Borrowing out of confidence or necessity?


A lot has been said recently about consumers increased appetite for saving. We recently wrote a post on this blog in fact discussing the improved saving habits of the younger generation compared to previous ones. Recent figures released regarding the amount of money we are borrowing however have revealed that not all of us are saving at the moment and that the amount of money being borrowed on credit cards and through unsecured loans actually soared massively in the month of July to £1.1 Billion, compared to £655 million in the month of June.

Some would argue that this increased borrowing is down to increasing consumer confidence in the economic recovery but with wage growth again falling below the rate of inflation in recent months, resulting in an overall lack of wage growth for the past few years, the question will again be asked as to whether people are borrowing because they want to borrow or are they borrowing because they need to borrow to fund day to day living, especially when it comes to credit card borrowing which more than doubled in the month of July compared to the previous month.

My gut feeling is that a lot of people are probably ‘just about getting by’ at the minute, earning enough to cover their monthly expenses but not being able to afford much in the way of luxuries – which poses a bit of a problem for families when the summer months arrive and they inevitably have to spend more to keep their kids entertained and take them on some kind of holiday to break up the 6 week school holidays. If the money hasn’t been available to fund these extra expenses then it would make sense that people may have been reaching for their flexible friend again in order to make up the difference. I’m not condoning it by the way; I’m just saying that it wouldn’t surprise me at all if this is what has contributed to the increase in borrowing during July.

Good news or Bad?

I’ve always found consumer borrowing figures to be quite an anomaly when it comes to analysing the state of the economy as they can indicate so many different things. On the one hand they could show that people are finally feeling confident enough to borrow and spend money again, even if they aren’t spending with their own money. On the other hand it could be a huge warning sign that the on-going squeeze on living standards is finally catching up with people, tipping them over the edge financially.

I suppose the only way we can really find out what is truly going on is by analysing other statistics and stories highlighted in the news – like this one about the increasing problem of short term loan hardship for example. The other thing that we could do is to go straight to the source and ask the consumers themselves, so with that in mind we would love to hear your opinion.

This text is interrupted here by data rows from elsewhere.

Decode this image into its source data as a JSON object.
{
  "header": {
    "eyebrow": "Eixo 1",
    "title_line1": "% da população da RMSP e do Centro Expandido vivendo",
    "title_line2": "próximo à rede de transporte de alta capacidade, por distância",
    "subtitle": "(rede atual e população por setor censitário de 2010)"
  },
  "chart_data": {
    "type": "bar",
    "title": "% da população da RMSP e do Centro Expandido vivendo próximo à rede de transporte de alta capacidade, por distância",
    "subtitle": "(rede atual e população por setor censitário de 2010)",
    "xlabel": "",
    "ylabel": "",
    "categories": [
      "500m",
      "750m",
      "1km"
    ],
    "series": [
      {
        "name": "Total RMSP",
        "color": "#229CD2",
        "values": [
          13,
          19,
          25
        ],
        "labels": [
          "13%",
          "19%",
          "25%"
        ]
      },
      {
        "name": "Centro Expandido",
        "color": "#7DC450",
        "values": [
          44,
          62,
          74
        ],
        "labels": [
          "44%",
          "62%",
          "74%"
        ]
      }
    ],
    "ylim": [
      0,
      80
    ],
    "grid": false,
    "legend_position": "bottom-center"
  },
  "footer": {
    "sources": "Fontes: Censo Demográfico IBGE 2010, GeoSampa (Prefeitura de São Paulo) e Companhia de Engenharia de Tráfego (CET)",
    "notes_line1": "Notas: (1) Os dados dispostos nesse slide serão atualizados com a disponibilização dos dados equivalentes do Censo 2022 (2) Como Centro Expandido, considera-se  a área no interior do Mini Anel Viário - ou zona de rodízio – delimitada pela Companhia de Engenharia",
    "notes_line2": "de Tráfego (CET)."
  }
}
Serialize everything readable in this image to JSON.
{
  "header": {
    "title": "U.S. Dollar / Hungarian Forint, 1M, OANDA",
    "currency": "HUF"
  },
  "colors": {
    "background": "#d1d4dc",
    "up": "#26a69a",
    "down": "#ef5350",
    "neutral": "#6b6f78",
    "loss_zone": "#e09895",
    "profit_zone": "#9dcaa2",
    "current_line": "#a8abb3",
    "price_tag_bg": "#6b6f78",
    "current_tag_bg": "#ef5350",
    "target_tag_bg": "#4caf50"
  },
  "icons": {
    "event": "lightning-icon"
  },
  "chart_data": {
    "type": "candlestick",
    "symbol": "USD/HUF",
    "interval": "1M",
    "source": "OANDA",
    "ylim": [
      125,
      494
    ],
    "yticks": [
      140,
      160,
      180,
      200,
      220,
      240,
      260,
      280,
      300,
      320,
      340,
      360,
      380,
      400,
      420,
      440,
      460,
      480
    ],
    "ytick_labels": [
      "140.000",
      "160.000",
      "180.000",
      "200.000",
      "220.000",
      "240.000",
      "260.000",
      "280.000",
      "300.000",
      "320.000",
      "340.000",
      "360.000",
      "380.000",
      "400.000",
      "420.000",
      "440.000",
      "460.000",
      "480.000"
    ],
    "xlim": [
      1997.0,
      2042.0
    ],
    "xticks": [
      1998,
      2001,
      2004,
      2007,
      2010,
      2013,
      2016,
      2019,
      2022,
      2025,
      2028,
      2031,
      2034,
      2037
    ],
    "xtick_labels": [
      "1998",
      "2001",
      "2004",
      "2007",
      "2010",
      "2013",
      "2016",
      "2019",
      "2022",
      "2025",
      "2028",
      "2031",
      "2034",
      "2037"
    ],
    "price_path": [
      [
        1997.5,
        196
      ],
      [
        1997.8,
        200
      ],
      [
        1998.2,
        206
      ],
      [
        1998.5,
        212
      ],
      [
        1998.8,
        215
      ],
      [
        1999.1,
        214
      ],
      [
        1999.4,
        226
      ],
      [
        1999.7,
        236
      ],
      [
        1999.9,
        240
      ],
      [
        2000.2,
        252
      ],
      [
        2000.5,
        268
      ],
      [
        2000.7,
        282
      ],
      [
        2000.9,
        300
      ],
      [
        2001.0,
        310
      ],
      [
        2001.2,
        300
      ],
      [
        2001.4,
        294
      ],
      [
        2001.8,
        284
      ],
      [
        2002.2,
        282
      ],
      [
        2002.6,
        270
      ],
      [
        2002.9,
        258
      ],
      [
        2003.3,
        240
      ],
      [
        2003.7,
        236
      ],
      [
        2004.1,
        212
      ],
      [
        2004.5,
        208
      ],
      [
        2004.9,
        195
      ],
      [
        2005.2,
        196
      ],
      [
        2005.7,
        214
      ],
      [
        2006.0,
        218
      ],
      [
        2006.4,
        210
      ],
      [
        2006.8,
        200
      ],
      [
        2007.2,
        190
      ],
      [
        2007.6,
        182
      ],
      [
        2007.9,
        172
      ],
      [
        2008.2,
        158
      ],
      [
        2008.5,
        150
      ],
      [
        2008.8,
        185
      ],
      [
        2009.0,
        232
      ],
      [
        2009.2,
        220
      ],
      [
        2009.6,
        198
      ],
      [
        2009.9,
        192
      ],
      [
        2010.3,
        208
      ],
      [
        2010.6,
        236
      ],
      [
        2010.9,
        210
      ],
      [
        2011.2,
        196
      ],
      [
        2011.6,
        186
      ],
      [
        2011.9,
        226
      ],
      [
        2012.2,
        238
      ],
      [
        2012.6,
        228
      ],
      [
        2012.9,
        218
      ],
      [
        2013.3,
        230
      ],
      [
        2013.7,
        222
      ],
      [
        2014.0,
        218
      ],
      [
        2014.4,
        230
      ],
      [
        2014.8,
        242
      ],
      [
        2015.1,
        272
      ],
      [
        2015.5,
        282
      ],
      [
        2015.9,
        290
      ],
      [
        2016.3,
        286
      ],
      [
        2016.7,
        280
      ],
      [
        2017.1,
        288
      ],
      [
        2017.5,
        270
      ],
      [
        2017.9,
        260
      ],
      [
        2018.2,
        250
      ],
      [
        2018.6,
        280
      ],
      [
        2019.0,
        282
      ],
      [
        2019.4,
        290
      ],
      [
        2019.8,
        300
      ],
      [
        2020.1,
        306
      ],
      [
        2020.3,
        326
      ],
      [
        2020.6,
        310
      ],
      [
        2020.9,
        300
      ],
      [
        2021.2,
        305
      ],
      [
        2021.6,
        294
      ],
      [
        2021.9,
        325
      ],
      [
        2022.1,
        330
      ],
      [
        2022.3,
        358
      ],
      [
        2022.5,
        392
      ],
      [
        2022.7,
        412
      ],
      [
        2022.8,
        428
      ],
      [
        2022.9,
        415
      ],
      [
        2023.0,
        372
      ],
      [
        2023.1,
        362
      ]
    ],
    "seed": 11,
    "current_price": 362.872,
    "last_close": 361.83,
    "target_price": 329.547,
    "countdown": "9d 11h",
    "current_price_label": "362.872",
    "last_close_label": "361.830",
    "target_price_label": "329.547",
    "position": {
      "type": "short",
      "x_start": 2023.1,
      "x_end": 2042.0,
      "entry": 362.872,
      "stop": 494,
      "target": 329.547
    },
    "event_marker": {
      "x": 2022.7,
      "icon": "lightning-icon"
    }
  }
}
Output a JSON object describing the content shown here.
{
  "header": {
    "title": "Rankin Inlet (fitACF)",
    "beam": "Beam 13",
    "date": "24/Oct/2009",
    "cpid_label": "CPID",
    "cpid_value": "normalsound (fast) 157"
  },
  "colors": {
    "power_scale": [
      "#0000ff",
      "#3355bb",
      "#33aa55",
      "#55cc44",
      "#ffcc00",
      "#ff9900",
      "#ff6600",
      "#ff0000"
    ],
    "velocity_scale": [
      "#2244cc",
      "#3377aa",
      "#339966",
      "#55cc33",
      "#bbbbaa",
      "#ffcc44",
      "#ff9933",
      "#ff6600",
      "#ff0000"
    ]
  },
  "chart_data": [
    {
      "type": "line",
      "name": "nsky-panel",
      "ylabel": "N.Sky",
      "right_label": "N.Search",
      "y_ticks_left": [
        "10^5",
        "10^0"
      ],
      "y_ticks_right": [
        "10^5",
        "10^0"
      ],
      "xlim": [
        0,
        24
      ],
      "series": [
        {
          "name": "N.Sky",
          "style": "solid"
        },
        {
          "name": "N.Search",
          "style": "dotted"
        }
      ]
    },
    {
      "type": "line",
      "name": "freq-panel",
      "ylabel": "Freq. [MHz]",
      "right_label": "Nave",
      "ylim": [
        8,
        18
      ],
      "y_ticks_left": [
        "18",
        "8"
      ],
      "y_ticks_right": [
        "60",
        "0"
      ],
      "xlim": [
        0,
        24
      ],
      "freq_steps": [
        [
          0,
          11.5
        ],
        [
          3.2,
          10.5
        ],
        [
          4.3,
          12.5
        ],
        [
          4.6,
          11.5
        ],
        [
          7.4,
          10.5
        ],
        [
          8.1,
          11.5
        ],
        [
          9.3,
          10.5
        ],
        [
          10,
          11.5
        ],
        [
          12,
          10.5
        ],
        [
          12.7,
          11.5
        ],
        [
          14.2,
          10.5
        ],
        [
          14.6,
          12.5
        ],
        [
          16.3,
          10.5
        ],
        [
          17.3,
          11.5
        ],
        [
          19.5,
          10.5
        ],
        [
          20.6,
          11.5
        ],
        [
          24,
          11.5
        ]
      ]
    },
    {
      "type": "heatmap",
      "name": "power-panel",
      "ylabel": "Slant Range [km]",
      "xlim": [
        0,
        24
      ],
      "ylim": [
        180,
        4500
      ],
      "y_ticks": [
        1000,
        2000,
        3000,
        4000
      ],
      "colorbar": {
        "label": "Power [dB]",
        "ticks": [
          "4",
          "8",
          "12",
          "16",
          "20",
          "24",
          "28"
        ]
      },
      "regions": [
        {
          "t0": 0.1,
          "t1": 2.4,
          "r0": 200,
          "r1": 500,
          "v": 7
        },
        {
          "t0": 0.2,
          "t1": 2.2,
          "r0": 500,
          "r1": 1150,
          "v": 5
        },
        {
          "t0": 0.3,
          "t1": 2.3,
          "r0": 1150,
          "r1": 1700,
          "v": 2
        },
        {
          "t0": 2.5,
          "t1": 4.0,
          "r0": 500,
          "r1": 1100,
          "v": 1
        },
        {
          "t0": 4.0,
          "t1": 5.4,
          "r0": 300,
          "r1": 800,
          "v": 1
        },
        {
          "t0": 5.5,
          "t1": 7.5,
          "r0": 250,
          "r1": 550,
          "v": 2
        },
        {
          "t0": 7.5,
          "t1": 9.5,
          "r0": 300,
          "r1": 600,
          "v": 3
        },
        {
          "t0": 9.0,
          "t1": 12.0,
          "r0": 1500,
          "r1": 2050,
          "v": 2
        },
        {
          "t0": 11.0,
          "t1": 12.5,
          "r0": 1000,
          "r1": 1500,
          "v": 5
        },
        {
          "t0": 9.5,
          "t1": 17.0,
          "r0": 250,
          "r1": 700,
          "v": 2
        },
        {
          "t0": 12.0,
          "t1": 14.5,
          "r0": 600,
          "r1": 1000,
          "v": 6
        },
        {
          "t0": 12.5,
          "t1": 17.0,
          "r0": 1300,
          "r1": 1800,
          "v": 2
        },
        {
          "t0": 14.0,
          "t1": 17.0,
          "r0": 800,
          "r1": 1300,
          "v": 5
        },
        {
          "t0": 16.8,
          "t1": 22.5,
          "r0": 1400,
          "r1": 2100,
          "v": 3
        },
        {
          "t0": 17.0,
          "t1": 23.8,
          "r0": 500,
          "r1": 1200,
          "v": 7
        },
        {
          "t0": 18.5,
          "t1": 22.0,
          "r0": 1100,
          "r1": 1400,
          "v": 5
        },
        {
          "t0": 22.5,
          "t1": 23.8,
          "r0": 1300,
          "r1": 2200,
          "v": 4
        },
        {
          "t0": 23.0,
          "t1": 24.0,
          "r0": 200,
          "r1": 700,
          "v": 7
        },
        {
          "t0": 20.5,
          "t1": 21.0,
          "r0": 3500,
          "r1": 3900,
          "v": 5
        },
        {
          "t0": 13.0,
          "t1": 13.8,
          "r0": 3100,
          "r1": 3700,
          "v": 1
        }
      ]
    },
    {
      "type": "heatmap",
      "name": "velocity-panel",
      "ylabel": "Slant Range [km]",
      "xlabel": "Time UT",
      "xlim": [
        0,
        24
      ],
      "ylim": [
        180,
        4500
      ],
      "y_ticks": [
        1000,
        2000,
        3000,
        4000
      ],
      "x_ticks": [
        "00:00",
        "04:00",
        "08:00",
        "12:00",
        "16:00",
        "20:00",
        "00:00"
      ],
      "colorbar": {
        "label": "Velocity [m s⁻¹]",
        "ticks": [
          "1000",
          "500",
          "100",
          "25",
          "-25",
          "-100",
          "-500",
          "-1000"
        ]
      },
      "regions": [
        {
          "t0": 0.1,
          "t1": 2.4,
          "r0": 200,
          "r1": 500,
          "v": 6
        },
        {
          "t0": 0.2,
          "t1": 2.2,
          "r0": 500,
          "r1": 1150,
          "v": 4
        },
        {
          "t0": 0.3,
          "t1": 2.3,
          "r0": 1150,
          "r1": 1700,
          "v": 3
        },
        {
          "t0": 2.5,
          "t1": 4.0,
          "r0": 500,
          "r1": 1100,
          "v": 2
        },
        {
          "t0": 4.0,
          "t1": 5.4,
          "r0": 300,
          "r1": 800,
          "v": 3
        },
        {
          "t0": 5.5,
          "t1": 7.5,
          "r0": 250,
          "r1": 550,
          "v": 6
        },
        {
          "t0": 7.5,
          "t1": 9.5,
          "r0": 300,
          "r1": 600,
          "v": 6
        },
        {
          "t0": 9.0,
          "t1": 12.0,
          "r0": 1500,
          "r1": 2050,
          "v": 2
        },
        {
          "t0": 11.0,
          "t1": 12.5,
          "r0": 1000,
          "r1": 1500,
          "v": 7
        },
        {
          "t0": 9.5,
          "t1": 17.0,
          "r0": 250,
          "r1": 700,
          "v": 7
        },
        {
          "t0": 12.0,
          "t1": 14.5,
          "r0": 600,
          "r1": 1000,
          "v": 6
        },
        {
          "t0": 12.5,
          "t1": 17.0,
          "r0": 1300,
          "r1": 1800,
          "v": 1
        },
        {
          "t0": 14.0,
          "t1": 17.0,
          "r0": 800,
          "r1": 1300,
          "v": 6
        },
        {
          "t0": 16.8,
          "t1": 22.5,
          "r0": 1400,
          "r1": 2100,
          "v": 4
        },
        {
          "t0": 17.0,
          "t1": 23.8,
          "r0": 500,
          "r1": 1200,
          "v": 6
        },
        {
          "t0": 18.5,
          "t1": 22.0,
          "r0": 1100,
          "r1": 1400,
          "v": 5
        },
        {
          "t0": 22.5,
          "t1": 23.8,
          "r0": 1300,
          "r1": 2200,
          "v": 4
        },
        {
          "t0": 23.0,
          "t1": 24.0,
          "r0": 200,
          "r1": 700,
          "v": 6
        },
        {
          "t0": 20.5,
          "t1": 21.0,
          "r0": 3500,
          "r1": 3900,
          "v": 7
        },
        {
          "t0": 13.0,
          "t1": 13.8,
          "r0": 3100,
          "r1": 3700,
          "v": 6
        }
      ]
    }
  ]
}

What do you think? Is the jump in consumer borrowing down to increased confidence or do you think people are borrowing out of necessity?

One Response to Borrowing out of confidence or necessity?

  1. Simon E. says:

    I highly doubt confidence in better economic prospects would trigger such a sharp rise in personal borrowing. I think for most folks, making ends meet is the main motivation and if thats so, we are looking at an calamitous economic future.